I enter the last week at Hoover Elementary.  The idea of soon slowing down will be just that, an idea.  Today I was offered the position of spearheading a project in San Francisco through JVS (Juvenile Vocational Services) to facilitate the youth in creating a garden behind Yoga Mop’s space in the Mission district.  Yoga Mop is a co-housing community yoga studio that holds classes by donation.  I have to be real about my time so I said I would do it one day a week and hold a directorial position-no picking up shovels and getting too dirty.  I couldn’t turn it down.  This is the vision I had in the beginning of the year and Latoya, who I met through the New Dharma Center, found the youth and found funding for this to happen.   This is a vocational summer program.  The pay covers transportation and maybe a meal or two a month.  The experience will be the payment.  I am challenged by this opportunity therefore I know it will provide me with growth.  I feel much more prepared now then I was in the beginning of the year. 

 

Another recent development is a move I am thinking about making back to my mother’s house in Marin.  My intention behind that is to create a space for myself.  In essence I look to create my temple.  Since childhood I have been in constant movement often dividing my time between places in months and rarely feeling at home.  I am constantly thinking about the next move and what it’s going to be like…then.  This has caused me to never place too much importance or time in the places that I rest my head.  I feel that it is a reflection of so much and I wish to change that.  I wish to create my space and my temple outside so that it may reflect what is birthing and growing inside.  This will be an expression of love for myself, one of my most personal challenges.  I feel as I mend the relationship I have to self the more I will be in balance and able to find a reflection in another.  It is difficult to find someone to love you if you haven’t found that truth within yourself.  This is an old story that I wish to rewrite, to mend and recreate.  

The intention that pulls together the remainder of this year is to find balance with body, spirit and mind.  This is a life long journey and I wish to hold this intention in everyday and in every step that I take.  

 

aManda Greene May 24, 2006

CHECohort 16

aManda  (1981-2019) was raised between the USA and Brazil.

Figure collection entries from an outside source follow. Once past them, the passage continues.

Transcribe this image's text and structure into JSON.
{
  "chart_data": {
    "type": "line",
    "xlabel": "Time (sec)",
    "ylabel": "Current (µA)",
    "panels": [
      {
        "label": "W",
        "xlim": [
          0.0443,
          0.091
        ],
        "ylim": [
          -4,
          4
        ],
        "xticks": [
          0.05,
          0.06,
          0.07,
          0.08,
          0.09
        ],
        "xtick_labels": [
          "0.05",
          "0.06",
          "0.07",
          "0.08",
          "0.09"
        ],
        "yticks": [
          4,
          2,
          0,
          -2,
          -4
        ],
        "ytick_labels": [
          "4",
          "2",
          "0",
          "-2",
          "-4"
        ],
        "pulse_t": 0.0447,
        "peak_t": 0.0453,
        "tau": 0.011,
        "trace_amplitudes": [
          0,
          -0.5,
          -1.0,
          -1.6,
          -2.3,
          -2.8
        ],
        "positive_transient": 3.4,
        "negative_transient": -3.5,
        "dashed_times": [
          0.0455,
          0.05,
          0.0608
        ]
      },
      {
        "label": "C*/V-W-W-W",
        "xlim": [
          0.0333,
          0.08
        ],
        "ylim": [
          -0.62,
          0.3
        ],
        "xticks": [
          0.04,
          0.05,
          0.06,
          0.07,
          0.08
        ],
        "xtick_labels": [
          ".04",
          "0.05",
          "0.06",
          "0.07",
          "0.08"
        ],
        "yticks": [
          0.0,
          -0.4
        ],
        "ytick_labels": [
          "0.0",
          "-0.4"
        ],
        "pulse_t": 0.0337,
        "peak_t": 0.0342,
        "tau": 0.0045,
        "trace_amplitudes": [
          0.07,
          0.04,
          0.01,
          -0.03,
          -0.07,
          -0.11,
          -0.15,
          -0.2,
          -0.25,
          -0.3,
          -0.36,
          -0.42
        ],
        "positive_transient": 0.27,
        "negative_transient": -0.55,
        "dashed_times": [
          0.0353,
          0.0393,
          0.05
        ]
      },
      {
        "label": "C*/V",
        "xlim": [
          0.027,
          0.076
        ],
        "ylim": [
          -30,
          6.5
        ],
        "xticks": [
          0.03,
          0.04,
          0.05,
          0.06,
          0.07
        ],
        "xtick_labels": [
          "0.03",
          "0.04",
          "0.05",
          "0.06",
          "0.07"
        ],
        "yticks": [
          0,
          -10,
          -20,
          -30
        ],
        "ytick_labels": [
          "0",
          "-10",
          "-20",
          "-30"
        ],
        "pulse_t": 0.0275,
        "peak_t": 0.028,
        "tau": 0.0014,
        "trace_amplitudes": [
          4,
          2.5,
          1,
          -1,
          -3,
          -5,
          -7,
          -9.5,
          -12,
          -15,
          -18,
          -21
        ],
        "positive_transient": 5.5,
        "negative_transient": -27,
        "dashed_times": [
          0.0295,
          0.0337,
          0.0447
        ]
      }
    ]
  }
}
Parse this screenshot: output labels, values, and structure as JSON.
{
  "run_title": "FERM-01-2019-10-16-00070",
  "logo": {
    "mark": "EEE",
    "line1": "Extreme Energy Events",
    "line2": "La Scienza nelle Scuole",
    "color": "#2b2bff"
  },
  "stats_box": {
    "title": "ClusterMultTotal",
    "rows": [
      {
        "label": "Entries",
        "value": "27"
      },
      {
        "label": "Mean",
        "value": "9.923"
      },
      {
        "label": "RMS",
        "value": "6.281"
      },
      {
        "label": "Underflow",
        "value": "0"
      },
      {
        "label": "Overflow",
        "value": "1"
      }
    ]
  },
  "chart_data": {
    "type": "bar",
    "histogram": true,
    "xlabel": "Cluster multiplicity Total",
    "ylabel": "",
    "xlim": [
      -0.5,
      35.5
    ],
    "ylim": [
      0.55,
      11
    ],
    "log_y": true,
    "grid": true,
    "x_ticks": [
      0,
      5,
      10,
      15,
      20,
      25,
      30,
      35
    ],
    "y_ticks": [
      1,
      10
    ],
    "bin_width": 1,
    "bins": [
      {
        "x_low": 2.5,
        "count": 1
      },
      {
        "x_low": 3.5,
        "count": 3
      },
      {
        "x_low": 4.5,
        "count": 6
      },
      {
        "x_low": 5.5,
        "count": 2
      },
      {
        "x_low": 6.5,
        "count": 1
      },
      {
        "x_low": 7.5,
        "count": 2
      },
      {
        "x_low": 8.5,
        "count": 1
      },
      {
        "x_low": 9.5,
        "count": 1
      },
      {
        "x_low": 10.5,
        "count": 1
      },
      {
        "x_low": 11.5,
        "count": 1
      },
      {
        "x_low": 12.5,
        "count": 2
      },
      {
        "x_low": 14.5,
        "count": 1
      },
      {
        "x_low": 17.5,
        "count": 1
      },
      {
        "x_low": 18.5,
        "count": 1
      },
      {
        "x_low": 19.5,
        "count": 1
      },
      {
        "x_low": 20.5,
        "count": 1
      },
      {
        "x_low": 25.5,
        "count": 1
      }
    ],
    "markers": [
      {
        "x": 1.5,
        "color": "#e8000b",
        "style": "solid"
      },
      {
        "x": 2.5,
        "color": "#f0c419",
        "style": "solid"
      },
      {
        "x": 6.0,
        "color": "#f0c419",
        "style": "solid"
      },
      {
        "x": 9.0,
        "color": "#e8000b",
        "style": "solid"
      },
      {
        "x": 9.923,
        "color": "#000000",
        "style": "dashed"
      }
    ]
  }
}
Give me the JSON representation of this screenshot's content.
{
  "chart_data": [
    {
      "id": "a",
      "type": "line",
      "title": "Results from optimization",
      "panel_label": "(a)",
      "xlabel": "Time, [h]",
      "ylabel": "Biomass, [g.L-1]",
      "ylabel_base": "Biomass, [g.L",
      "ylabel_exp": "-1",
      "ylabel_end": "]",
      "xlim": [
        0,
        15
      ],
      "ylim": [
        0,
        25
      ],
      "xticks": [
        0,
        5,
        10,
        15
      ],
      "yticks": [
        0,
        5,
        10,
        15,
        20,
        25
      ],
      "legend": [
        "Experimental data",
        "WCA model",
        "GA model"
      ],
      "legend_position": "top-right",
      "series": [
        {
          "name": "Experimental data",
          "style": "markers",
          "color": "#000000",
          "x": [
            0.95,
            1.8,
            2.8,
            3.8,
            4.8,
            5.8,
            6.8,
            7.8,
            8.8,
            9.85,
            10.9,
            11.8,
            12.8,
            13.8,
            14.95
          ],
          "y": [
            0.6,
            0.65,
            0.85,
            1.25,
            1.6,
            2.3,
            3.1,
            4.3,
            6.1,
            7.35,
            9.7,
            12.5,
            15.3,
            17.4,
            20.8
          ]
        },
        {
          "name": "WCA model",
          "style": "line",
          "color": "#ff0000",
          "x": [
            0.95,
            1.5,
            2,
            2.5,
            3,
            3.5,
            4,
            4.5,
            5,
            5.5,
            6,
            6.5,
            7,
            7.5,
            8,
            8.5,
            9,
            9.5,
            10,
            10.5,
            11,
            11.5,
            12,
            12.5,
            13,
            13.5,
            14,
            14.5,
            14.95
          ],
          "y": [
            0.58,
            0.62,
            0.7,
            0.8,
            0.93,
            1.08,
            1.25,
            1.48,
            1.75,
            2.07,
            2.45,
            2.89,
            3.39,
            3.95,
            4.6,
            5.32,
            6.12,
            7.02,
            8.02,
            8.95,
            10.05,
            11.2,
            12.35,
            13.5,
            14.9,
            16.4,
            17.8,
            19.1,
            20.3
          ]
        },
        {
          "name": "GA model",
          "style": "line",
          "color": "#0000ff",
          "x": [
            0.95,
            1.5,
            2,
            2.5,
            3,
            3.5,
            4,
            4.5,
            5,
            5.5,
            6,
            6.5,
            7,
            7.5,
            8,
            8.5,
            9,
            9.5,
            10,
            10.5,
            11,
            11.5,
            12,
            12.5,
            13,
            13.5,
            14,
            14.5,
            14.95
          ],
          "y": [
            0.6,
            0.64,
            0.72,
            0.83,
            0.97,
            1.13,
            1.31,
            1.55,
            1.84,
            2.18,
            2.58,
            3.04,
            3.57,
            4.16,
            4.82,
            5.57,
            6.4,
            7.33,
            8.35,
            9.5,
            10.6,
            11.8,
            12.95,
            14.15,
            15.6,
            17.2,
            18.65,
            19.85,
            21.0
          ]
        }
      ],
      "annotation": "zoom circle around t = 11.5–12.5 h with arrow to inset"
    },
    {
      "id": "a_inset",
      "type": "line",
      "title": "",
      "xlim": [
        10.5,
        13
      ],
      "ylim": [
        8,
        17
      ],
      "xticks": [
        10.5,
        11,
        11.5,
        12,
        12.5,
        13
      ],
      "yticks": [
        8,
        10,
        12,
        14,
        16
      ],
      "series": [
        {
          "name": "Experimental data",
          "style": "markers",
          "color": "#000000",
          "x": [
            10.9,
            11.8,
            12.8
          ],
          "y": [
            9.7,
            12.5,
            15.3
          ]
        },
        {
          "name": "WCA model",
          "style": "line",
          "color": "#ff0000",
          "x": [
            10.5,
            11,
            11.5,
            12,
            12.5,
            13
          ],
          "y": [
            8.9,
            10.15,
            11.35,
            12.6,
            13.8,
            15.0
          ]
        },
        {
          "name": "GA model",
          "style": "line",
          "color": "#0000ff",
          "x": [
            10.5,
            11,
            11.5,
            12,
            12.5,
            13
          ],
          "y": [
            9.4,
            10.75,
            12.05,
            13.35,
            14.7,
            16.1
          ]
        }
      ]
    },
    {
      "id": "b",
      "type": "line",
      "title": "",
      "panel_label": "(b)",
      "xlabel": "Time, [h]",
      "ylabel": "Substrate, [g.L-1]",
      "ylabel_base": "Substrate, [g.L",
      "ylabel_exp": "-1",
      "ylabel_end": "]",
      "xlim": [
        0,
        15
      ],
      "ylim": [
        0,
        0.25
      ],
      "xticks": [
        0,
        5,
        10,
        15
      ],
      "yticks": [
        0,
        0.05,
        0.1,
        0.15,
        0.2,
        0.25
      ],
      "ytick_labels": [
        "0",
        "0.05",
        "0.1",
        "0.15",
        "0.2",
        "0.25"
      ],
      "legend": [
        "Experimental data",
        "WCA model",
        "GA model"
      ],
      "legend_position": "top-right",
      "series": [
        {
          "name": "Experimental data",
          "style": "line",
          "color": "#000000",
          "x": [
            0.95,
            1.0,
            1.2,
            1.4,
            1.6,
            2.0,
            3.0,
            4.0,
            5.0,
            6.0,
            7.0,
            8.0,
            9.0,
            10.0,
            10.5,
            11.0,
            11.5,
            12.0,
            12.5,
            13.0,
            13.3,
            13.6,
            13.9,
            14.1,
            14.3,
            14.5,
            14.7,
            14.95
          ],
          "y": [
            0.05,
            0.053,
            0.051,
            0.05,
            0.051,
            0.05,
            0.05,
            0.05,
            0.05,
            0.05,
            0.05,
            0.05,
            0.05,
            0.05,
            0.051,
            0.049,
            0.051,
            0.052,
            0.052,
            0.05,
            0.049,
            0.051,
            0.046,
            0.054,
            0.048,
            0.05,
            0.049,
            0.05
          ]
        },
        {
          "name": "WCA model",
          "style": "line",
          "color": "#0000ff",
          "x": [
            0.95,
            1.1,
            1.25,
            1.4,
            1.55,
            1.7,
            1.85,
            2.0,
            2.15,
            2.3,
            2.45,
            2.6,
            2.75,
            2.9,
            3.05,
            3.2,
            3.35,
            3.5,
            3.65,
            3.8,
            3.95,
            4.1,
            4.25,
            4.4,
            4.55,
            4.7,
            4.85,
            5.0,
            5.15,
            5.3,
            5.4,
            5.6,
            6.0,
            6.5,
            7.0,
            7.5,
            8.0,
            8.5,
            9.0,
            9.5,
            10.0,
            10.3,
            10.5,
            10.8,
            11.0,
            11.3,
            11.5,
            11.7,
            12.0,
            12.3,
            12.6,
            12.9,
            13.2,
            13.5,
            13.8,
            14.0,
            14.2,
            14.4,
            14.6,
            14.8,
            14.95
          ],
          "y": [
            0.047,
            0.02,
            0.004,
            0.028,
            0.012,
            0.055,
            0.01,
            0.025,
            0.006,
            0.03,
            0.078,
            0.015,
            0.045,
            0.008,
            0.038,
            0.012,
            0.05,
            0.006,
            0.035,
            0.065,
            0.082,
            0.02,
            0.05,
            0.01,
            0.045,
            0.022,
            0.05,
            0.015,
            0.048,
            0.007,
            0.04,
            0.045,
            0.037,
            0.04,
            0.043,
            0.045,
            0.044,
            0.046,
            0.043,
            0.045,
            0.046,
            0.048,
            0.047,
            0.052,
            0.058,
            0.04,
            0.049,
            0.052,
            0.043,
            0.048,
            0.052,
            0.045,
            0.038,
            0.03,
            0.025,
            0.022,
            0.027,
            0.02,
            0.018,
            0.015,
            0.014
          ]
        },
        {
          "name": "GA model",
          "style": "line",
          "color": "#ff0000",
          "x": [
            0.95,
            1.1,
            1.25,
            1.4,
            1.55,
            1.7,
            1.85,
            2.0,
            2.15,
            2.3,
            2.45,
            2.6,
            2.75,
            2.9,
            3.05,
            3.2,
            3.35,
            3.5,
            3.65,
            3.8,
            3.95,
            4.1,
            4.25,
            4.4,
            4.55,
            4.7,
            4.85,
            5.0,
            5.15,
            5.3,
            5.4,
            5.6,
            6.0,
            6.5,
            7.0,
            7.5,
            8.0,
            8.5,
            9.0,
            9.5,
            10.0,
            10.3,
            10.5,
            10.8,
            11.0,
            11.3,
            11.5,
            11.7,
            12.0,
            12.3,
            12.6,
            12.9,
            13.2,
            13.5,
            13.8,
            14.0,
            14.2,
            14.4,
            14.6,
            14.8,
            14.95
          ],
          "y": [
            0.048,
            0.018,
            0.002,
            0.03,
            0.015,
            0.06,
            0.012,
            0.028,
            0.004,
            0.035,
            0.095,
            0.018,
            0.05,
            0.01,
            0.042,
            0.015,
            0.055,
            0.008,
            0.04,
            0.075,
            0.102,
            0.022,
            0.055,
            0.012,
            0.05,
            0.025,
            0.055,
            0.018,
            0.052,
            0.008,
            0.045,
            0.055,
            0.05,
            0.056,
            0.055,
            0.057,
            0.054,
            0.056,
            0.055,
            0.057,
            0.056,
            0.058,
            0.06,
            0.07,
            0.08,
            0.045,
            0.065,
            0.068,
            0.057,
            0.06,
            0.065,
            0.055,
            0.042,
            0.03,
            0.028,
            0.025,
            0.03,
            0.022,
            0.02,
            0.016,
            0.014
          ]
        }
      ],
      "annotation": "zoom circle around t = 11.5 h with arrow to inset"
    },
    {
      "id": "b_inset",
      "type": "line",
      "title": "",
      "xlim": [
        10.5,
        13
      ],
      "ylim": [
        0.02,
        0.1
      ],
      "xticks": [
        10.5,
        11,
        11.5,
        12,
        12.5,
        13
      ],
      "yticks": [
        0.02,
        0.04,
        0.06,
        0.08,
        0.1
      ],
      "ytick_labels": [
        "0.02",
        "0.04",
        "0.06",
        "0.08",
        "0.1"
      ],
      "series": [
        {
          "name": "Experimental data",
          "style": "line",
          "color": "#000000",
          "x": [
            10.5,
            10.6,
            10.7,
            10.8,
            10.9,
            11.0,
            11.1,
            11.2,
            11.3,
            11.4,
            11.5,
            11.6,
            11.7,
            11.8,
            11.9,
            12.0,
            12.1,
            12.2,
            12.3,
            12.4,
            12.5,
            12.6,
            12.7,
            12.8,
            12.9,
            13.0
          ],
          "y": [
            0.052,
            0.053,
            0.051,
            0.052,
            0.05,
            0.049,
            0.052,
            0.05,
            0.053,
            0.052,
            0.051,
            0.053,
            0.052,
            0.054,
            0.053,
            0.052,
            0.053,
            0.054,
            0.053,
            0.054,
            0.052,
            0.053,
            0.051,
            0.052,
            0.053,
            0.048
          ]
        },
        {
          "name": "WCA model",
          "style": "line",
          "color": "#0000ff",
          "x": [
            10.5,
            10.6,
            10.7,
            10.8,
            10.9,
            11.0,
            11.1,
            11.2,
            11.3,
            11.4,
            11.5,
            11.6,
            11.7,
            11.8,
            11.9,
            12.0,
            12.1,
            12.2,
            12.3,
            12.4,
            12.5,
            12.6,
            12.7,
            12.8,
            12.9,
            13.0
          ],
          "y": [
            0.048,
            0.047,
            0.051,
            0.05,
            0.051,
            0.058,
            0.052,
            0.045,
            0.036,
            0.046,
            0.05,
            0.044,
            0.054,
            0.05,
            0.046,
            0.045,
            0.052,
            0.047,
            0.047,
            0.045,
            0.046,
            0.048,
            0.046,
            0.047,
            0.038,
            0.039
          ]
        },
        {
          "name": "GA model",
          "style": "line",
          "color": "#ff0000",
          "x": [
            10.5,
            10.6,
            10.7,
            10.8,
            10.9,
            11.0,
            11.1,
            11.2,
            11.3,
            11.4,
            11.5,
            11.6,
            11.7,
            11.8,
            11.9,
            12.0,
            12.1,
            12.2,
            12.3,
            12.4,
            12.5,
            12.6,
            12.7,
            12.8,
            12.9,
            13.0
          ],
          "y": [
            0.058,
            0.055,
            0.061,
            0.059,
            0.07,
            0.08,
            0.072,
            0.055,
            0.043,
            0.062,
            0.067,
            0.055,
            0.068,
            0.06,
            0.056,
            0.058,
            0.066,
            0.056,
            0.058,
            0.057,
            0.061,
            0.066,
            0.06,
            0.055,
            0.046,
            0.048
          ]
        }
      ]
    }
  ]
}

She grew up exposed to arts and culture from around the world which instilled in her respect and appreciation for other people’s cultures. Since 2000, she was involved in various arts and permaculture projects in Santa Fé, New Mexico, Oakland, California,  Bahia,  Brazil and South India. She holds a B.A. in Culture, Ecology, and Sustainable Communities and a Master Degree in Sustainable Enterprise (Green MBA) from Dominican University in San Rafael, California.  Her education has given her tools to acquire a deep understanding of how to develop socially and economically sustainable practices, locally and internationally. After working for several years with Ashoka’s Youth Venture San Francisco Bay Area,  in 2013 she co-founded and became the Co-Director of Youth SEED ( Youth Social Entrepreneurship for Equitable Development) and Youth Impact Hub Oakland. She remained co-director until her transition on February 12th, 2019.